Кошки ходят поперек
Шрифт:
Я тормознул напротив яблок. Круто, с юзом, поднял прошлогоднюю пыль. Бросил мотик. Она обрадовалась вроде как. Вывернулась из гамака, подбежала ко мне, я даже испугался, подумал, что сейчас... Но она только взяла меня за руку.
Ну, сейчас я скажу ей, не погляжу на лицеприятности.
– Все нормально? – спросила Лара.
– Нормально, – небрежно ответил я. – Немного побегали, немного полазили. Все обошлось.
– Это хорошо.
Я хотел сказать, что ничего хорошего, что из-за нее мы чуть... Но сказал другое:
– Гобзиков тоже...
– В психушке все-таки были?
– Были.
Лара улыбнулась, и мне вдруг перехотелось ей говорить правду в глаза.
– Были, – сказал я. – В психушке. Весьма поучительно, кстати, дают запеканку, я ее с детства не пробовал.
– Да, – кивнула Лара. – В психушке на самом деле поучительно. Родители про ваши приключения знают?
– Знают.
Лучше бы не знали. Хотя от старого фиг что спрячешь, старый меня удивил. Оперативно сработал. Интересно, как? Нашел он меня в смысле как? Вряд ли обзванивал больницы и морги, он бы так не стал. В психушку бы уж точно не позвонил. Скорее всего, задействовал службу безопасности своей компании. У них хорошая служба – как-то раз дочура замдиректора сбежала с хахалем в Казантип, так их через пятьсот километров на автостопе сняли. Агентурная сеть, а город у нас небольшой. Как он раньше меня не отыскал вообще?
– Знают про приключения, – повторил я. – Как только отоспался, старый такой допрос устроил – настоящее гестапо, ты не представляешь! Крапива...
На самом деле ничего такого не случилось. На самом деле старый со мной просто не разговаривал. Это у них с матерью такая система воспитания. Изводить бойкотом. Только не действует на меня, три года назад действовало, а сейчас не действует. Так что я не расстроился особо, не разговаривает – ну и ладно.
– А вообще плевать. – Я неожиданно пришел в хорошее расположение духа. – Как у тебя дела? Нормально добралась?
– Да. Хорошо.
– В Лицей еще не ходила?
– Не. Думала вас дождаться.
Она посмотрела на меня, я, конечно же, отвернулся. А надо было... ладно.
Я плюхнулся на скамейку, стал смотреть на сеялку. Сеялка сеяла.
– Все действительно в порядке? – снова спросила Лара.
– Более или менее. Знаешь, произошла довольно странная вещь. Там, в этой психушке, я расскажу...

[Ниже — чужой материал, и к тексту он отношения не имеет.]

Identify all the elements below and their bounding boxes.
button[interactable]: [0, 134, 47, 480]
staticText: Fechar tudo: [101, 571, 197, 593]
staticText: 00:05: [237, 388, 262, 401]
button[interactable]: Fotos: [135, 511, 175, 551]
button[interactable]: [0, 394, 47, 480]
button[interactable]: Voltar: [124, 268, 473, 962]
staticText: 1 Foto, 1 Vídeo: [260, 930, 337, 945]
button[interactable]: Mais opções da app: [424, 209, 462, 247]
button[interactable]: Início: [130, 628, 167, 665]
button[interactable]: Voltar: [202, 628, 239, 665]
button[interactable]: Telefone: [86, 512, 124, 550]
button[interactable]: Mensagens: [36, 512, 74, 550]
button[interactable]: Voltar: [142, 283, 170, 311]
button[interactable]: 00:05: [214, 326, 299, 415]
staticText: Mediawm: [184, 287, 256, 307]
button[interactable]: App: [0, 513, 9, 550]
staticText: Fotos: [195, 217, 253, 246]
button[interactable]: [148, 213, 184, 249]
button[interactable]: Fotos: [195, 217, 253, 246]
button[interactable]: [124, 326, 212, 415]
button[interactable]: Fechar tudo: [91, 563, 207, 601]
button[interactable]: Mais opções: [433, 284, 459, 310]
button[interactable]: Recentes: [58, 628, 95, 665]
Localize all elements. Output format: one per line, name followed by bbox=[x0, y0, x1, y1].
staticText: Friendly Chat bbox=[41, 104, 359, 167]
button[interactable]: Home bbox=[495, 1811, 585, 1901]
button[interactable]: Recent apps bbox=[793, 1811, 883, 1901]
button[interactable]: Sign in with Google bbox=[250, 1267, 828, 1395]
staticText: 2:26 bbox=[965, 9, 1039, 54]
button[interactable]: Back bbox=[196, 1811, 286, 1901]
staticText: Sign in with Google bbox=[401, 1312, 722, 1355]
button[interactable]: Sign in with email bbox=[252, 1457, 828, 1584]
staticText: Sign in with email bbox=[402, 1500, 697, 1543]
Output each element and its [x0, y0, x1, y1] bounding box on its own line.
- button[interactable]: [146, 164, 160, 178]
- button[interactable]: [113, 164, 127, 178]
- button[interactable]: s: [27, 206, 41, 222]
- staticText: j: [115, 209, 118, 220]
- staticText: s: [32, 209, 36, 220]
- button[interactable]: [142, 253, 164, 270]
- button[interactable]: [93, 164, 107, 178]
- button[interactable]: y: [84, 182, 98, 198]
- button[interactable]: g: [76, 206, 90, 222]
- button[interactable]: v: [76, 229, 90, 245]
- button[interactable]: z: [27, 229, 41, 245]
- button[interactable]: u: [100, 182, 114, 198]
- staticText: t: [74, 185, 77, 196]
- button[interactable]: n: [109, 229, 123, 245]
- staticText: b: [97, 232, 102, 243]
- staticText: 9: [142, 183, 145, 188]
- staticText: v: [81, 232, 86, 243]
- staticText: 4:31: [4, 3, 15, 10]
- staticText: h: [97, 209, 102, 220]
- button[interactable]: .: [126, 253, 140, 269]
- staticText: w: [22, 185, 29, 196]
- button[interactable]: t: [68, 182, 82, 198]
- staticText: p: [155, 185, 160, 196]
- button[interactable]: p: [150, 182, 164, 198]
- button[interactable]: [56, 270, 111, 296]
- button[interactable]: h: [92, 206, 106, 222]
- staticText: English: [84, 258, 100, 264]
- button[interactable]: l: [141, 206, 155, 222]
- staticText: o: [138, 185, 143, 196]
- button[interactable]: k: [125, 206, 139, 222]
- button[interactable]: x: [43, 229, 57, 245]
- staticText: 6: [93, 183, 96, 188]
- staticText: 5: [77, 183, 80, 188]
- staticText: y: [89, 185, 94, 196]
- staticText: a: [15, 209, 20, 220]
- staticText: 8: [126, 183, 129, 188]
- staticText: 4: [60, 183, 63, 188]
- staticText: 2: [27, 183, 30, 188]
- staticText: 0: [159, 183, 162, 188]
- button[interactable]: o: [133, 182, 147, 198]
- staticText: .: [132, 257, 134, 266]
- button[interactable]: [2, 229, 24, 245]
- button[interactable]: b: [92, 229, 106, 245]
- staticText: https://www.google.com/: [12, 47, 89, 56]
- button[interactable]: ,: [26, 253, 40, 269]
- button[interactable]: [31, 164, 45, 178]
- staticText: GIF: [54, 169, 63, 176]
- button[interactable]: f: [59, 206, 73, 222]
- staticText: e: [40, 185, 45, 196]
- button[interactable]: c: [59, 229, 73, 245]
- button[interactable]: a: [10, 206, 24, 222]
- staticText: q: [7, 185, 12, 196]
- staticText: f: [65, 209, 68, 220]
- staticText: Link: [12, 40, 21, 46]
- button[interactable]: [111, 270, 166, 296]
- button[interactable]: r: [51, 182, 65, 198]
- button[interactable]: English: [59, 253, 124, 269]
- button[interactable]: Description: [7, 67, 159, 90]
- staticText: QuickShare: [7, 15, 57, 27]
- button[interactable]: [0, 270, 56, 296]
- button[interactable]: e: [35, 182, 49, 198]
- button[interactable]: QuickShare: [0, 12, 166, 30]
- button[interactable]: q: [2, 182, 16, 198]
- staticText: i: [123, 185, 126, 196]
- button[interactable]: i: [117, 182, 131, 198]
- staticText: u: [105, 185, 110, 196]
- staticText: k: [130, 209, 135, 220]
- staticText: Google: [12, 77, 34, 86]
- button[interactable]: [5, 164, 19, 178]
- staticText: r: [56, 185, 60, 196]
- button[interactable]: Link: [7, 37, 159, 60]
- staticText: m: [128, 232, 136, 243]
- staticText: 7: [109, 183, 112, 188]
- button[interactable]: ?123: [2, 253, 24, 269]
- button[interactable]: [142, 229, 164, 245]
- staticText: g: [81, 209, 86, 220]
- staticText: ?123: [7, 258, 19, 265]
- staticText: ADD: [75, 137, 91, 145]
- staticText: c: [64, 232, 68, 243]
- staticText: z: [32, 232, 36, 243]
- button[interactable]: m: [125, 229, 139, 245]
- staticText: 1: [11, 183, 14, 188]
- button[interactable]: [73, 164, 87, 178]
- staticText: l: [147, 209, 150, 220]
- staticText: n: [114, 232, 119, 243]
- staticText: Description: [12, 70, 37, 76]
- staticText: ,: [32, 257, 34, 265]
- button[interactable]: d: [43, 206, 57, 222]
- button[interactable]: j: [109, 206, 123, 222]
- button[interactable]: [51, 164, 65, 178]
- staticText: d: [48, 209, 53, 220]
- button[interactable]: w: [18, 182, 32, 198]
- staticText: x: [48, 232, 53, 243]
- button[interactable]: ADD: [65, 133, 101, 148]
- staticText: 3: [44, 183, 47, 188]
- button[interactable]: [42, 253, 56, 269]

Я стал рассказывать про наши с Гобзиковым приключения, Лара слушала невнимательно. Но это только на первый взгляд невнимательно, на самом деле еще как внимательно. Когда я дошел до рассказа про Валерку, Лара остановила меня и попросила его описать.
Я описал. Она попросила повторить описание. Я повторил.
– Ты говорил, что видел его потом. Он вел вертолет?
– Ну да, вел вертолет. И еще это... знаешь, у него был механический паук...
Я рассказал про чудного механического паука, Лара облегченно вздохнула, улыбнулась даже.
– Тогда вряд ли это... – Она покачала головой. – Вряд ли...
– Тебе все это о чем-то говорит? – спросил я. – Этот парень? Ты что, его знаешь?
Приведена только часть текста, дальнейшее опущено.